Hatchery tour In Lanesboro highlights importance of repair fundi - KTTC Rochester, Austin, Mason City News, Weather and Sports

Hatchery tour In Lanesboro highlights importance of repair funding


Trout hatcheries in Minnesota are in disrepair, so the Department of Natural Resources is looking to Governor Mark Dayton and the Legislature for money to repair them.  Repairs at the state's 15 hatcheries is part of Dayton's $130-million request of the Legislature for DNR's natural resources asset preservation. The hatchery in Lanesboro needs five-million-dollars-worth of improvements so anglers can continue to enjoy having trout in streams and lakes in Minnesota. The DNR guided people on a tour of the hatchery Tuesday to explain how a five-million-dollar investment would provide the necessary repairs to keep Minnesota's waters stocked with trout.

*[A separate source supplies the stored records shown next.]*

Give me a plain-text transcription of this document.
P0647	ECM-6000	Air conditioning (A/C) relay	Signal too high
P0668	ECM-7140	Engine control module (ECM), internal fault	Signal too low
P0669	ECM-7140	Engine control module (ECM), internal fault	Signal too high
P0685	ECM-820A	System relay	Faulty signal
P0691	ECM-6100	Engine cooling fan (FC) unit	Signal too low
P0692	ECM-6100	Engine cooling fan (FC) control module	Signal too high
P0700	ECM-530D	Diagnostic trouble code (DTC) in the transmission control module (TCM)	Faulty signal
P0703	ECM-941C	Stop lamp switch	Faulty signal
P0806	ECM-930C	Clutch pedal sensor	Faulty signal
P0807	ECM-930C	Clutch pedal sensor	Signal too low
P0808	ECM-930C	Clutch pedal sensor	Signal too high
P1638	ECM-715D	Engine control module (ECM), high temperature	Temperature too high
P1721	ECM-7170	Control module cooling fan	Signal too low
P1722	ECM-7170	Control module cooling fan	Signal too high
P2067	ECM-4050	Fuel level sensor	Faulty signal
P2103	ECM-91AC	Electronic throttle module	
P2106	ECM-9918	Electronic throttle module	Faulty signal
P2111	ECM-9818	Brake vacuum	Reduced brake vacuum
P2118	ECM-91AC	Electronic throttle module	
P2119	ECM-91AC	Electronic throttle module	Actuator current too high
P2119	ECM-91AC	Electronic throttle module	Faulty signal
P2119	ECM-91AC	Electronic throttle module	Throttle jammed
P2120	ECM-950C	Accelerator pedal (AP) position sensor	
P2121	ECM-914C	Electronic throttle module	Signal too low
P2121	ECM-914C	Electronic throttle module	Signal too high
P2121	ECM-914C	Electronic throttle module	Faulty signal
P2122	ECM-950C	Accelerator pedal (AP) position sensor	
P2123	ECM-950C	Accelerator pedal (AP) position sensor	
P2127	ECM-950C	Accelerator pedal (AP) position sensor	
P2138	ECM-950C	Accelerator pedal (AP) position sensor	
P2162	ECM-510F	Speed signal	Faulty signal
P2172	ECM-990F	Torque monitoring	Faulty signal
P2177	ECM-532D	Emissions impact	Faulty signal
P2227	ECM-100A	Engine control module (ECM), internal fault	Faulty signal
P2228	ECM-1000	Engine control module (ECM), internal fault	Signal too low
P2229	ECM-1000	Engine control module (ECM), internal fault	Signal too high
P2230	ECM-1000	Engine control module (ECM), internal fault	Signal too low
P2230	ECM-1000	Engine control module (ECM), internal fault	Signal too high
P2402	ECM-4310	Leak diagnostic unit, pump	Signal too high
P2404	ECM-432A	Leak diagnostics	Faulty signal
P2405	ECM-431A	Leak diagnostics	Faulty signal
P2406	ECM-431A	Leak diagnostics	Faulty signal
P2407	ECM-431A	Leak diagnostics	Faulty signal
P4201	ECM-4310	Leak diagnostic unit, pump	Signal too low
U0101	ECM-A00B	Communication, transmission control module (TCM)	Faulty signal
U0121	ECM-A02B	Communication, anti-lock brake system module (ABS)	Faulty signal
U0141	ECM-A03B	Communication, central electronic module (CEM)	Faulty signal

"This is replacing windows that are leaking, this is replacing HVAC systems that aren't working, it's a sewage lagoon up at Lake Itasca State Park, it's a water system at Jay Cooke State Park, it's a fish hatchery here hatchery repairs at other hatcheries," DNR Commissioner Tom Landwehr said during Tuesday's tour,  "So, it's all part of that $330-million deferred backlog." 

The Lanesboro hatchery needs repairs to protect it from flooding, replace structures contaminated with mold, and to fix rusting steel beams.  DNR officials say they've been successful in working with Governor Dayton to get funding for critical repairs.

"The governor agreed this is the year we take care of what we got," Landwehr adds, "And we put forward a $130 million bonding proposal for asset preservation.  The governor put that that in his budget bill, and so that's what we've got coming into the governor's budget.  $130 million for asset preservation to take care of things like hatcheries, to take care of things like state trails, to take care of sanitation buildings at state parks."  

Some DNR hatcheries were constructed in the 1950s and are still operating with original equipment.  Each of the hatcheries plays a unique role in providing the many species of fish across the state.